Since 1954 when some of the authority for investigating dumping cases was given to the ITC, 170 cases have been completed, 117 of which have occurred in the past 10 years. The country with the most dumping complaints against it is Japan with 52, followed by Canada with 38. More than half of the dumping complaints against Japan have been made since 1973.

The companies filing the complaints must first file them with the ITC and the Commerce Department. The case goes back and forth between the ITC, which preliminarily and finally determines injury, and Commerce, which decides whether the products were introduced at prices below their fair value and assesses dumping duties.

These often lengthy battles are fought not with bullets and bombardiers but with battalions of lawbooks and lawyers bludgeoning each other with facts, figures and finesse.

For example, in the 1971 dispute over ice cream sandwich wafers, which the U.S. companies claimed were being dumped here by the Canadians, the Americans introduced facts such as: "It is undisputed that ice cream sandwich wafers have no close substitutes," and, "An ice cream sandwich manufacturer does not switch to Ritz crackers or chocolate chip cookies" when economic conditions change.

On the other hand, these cases also involve sensitive relations between nations although decisions are supposed to be based solely on the facts and not foreign policy or politics.

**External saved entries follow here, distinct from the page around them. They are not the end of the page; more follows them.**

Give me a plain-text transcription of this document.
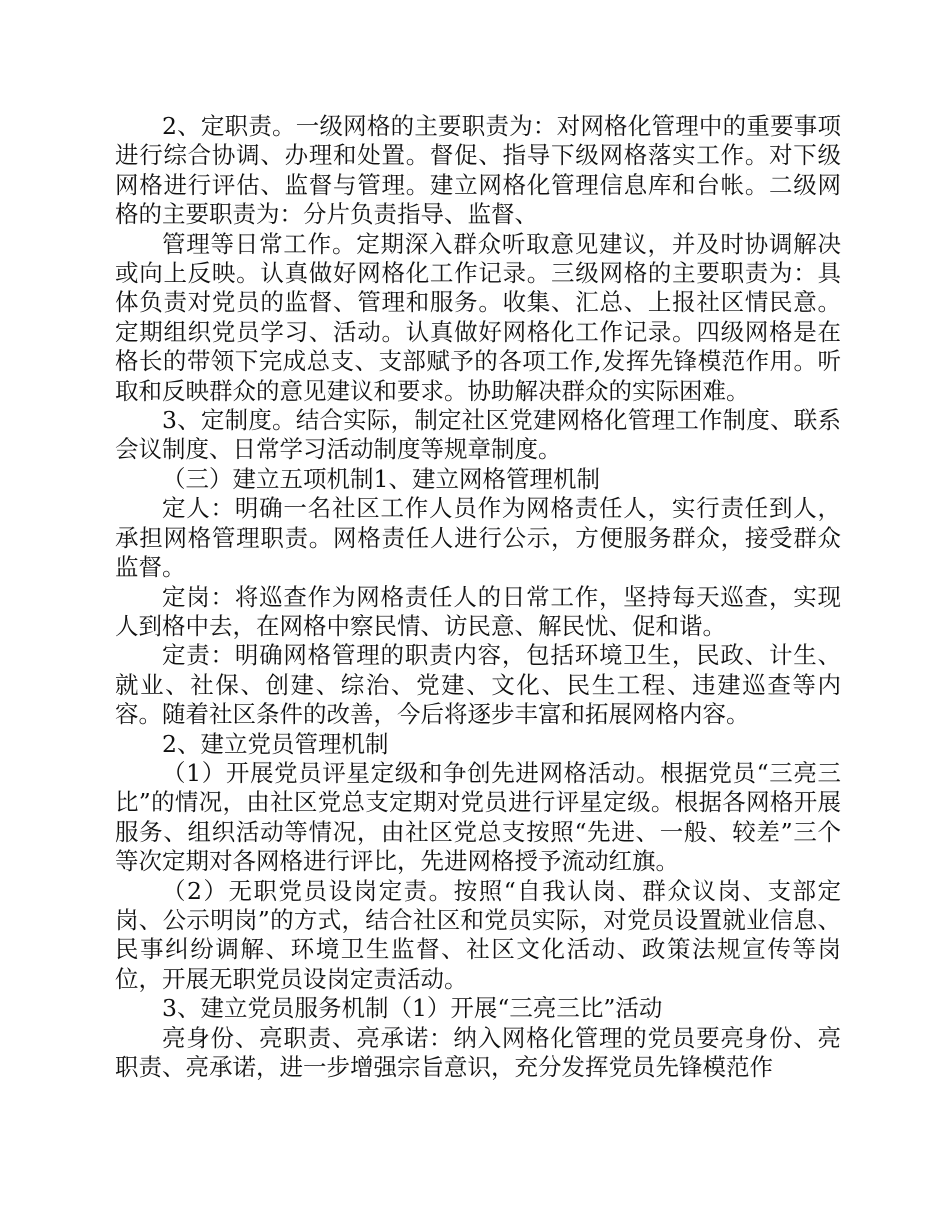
2、定职责。一级网格的主要职责为：对网格化管理中的重要事项进行综合协调、办理和处置。督促、指导下级网格落实工作。对下级网格进行评估、监督与管理。建立网格化管理信息库和台帐。二级网格的主要职责为：分片负责指导、监督、

管理等日常工作。定期深入群众听取意见建议，并及时协调解决或向上反映。认真做好网格化工作记录。三级网格的主要职责为：具体负责对党员的监督、管理和服务。收集、汇总、上报社区情民意。定期组织党员学习、活动。认真做好网格化工作记录。四级网格是在格长的带领下完成总支、支部赋予的各项工作,发挥先锋模范作用。听取和反映群众的意见建议和要求。协助解决群众的实际困难。

3、定制度。结合实际，制定社区党建网格化管理工作制度、联系会议制度、日常学习活动制度等规章制度。

（三）建立五项机制1、建立网格管理机制

定人：明确一名社区工作人员作为网格责任人，实行责任到人，承担网格管理职责。网格责任人进行公示，方便服务群众，接受群众监督。

定岗：将巡查作为网格责任人的日常工作，坚持每天巡查，实现人到格中去，在网格中察民情、访民意、解民忧、促和谐。

定责：明确网格管理的职责内容，包括环境卫生，民政、计生、就业、社保、创建、综治、党建、文化、民生工程、违建巡查等内容。随着社区条件的改善，今后将逐步丰富和拓展网格内容。

2、建立党员管理机制

（1）开展党员评星定级和争创先进网格活动。根据党员“三亮三比”的情况，由社区党总支定期对党员进行评星定级。根据各网格开展服务、组织活动等情况，由社区党总支按照“先进、一般、较差”三个等次定期对各网格进行评比，先进网格授予流动红旗。

（2）无职党员设岗定责。按照“自我认岗、群众议岗、支部定岗、公示明岗”的方式，结合社区和党员实际，对党员设置就业信息、民事纠纷调解、环境卫生监督、社区文化活动、政策法规宣传等岗位，开展无职党员设岗定责活动。

3、建立党员服务机制（1）开展“三亮三比”活动

亮身份、亮职责、亮承诺：纳入网格化管理的党员要亮身份、亮职责、亮承诺，进一步增强宗旨意识，充分发挥党员先锋模范作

For example, during recent filings by American firms in the 1975 Polish golf cart case, lawyers introduced a letter from Assistant Treasury Secretary Gerald L. Parsky to the Polish vice minister of foreign trade and shipping that the U.S. government officials "understand your concern over the antidumping case involving golf carts from Poland and are sympathetic. We too hope that a mutually acceptable solution to this case will be forthcoming. . . . Let me again assure you, however, that the U.S. antidumping statute is applied in a nondiscriminatory manner with every care given to ensuring due process to all parties concerned and that we will make every effort to reach an acceptable solution in this case. We attach a great importance to the continued expansion of U.S.-Polish economic relations."

The Poles have asked for a review of the 1975 dumping decision against them, claiming that circumstances have changed and the U.S. firms oppose it.

While trade experts are speculating that a trade war may result from the ITC's ruling in the steel case, the countries involved are prohibited from retaliating in dumping cases under the General Agreement on Tariffs and Trade.

While foreign producers may not retaliate officially, they may claim that the antidumping action was illegal or the decision-making by the U.S. agencies was faulty and then turn around and impose trade actions on our exports of soybeans and textiles, Greenwald said. The United States is big in soybean exports, he added.

One government official recalled the Great Chicken War, which didn't start from a dumping dispute, but is illustrative of what can happen. When Europeans removed certain tariff concessions from imported U.S. frozen chickens the United States, in return, removed concessions from imported European brandy and Volkswagen cars, the official said. "Enormous amounts of money were involved," he said.

Some of the dumping cases begin when economic conditions change here and abroad. For example, traditionally, when the economic climate worsens here, U.S. firms seek more protection, trade experts said. When other markets are closed to foreign producers, they often seek out Americans, some domestic producers claim.

The Bartlett pear affair is a good example. U.S. canned Bartlett pear producers claimed in 1971 that the Australians were dumping their pears on East Coast markets because the United Kingdom, with which it did most of its pear trade, increased its tariffs on Australian pears from 0.0 to 24 percent when it joined the European Economic Community.

But the Australians claimed their pears were cheaper because they were inferior to those grown here and the Americans were suffering not from their product but from competition from canned cling peaches.

But the domestic pears won against their foreign peers when a pair of ITC commissioners voted for them, a pair against them and a pair abstained.